Analysis: Is the DSLR dead?
The DSLR has carried the professional photography industry since usurping its older brother the SLR in the mid 2000s. With excellent image quality and ergonomics, tank-like build quality, and unparalleled reliability, modern DSLRs are the result of over 100 years of camera evolution.
Or are they actually on the fringes of extinction? Before discussing this, let’s turn back the clock to see how we got to where we are today.
DSLRs mounted their first serious challenge to the professional photography throne with the Nikon D1 in 1999 and the Canon EOS 1D 2 years later. After testing the D1, nature photographer Bjørn Rørslett famously stated that the Nikon D1 signalled "The End of The Beginning (of the digital era) - The Beginning of The End (of the film era)".

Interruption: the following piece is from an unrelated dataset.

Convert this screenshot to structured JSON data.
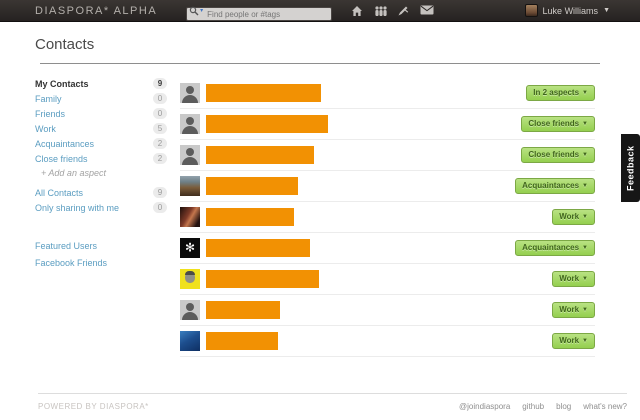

In the 11 years since the D1, the DSLR experienced rapid technological advancements; but since 2012, the law of diminishing returns has stricken the black beauties. Innovation stagnated, updates became incrimental, allowing a competitor to emerge.
In October 2013, after pushing translucent mirror technology and sort of becoming the black sheep of photography, Sony finally found the recipe, and dropped a bomb on the industry roadmap by introducing their alpha 7 and 7R range of 35mm mirrorless interchangeable lens cameras (MILCs).
With competitive pricing, the a7 range had image quality on-par with competing DSLRs, but in dramatically smaller and lighter bodies; and overnight Sony went from being on the fringes, to the upstart leaders of a potential new photography revolution.
But despite Sony’s groundbreaking MILCs, the a7 twins were released during a peek time for DSLRs. Canon’s acclaimed EOS-1DX and 5D Mark III, and Nikon’s landmark D800 models dramatically improved on what came before them, placing the 35mm MILC firmly in the ‘niche’ category.
But these were to be the final peak DSLR years. Between 2013 and 2017, MILCs continued to improve, and high profile professional photographers begun switching to Sony’s new system. Canon, despite a few hits like dual-pixel AF and the EOS-1DX Mark II, was continually outperformed by Nikon, who produced some of the most acclaimed DSLRs ever like the D750, D810 and D850 during this time. Despite Nikon’s achievements, the lack of innovation and competition from Canon placed the questionmarks over the future of the DSLR, and the MILC moved from ‘niche’ to ‘serious alternative’ with acclaimed models like the Sony a7 III, a7R II & III and a9.
And then it happened, in summer 2018 Nikon and Canon finally showed their hands and properly entered the 35mm MILC market for the first time; introducing new bodies, lenses and lens mounts to compete with Sony’s alpha systems. Which brings us to present day: Is the 157 year old SLR design about to be discontinued? Is Old Yeller about to be taken behind the wood shed?
Yes. Let me unpack this…
DSLRs are based on a design that was invented in 1861. Back then the mirror allowed a single lens to be used for composing and metering, hence the ‘single lens reflex’. The pentaprism came along in the late 30’s to replace waist level viewfinders, and the fundamental design has remained unchanged since. But they didn’t, and still don’t, contribute anything else. The mirror actually has to flip out of the way during an exposure, which blacks out the viewfinder, rendering them both useless, and actually a hindrance during the process.
In their place, professional grade MILCs provide a rear LCD screen and a high resolution electronic viewfinder (EVF), which is miniature LCD screen that mimics an optical viewfinder. Both allow TTL composition, metering, focus peaking and the ability to preview the result before the sensor has been exposed. Because a mirror doesn’t have to flip up, MILCs also allow an extremely high FPS rate, can eliminate ‘viewfinder blackout’ during exposure, offer silent shooting, and most importantly, a reduced the flange distance.
However, MILCs will not actually improve the quality of photographic output. They can help you focus but can’t tell you what to focus on, they can aid composition but can’t tell you how to compose.
For me, a camera is simply a tool involved in the photographic process, and removing obsolete moving parts from that tool is a good thing; especially when it allows camera bodies to become smaller and lighter, while potentially improving image quality and camera usability by reducing the flange distance and using high quality EVFs. Smaller and lighter bodies are something that’s very important to me, because I began to have back spasms after wearing my DSLR around my neck everyday for hours at a time when I worked on cruise ships. I’m no longer on the ships, but when I go for a walk or a hike with my photography gear I often have to take a painkiller for backpain afterwards.
Despite Canon and Nikon entering the 35mm MILC market with new lens mounts, the DSLR is not dead, and I don’t see their production being halted soon. But it will come eventually, because like the internal combustion engine, it feels like DSLRs have reached the peak of what they can do. The EOS-1DX Mark II and D850 almost feel like perfect swansongs to their era. They’re currently competing with 35mm MILCs in their infancy, which are only going to get better with Nikon and Canon now investing in the format.
In the next 5 years, when a pro needs to replace their DSLR, I think the majoity will opt for a MILC instead. Me included.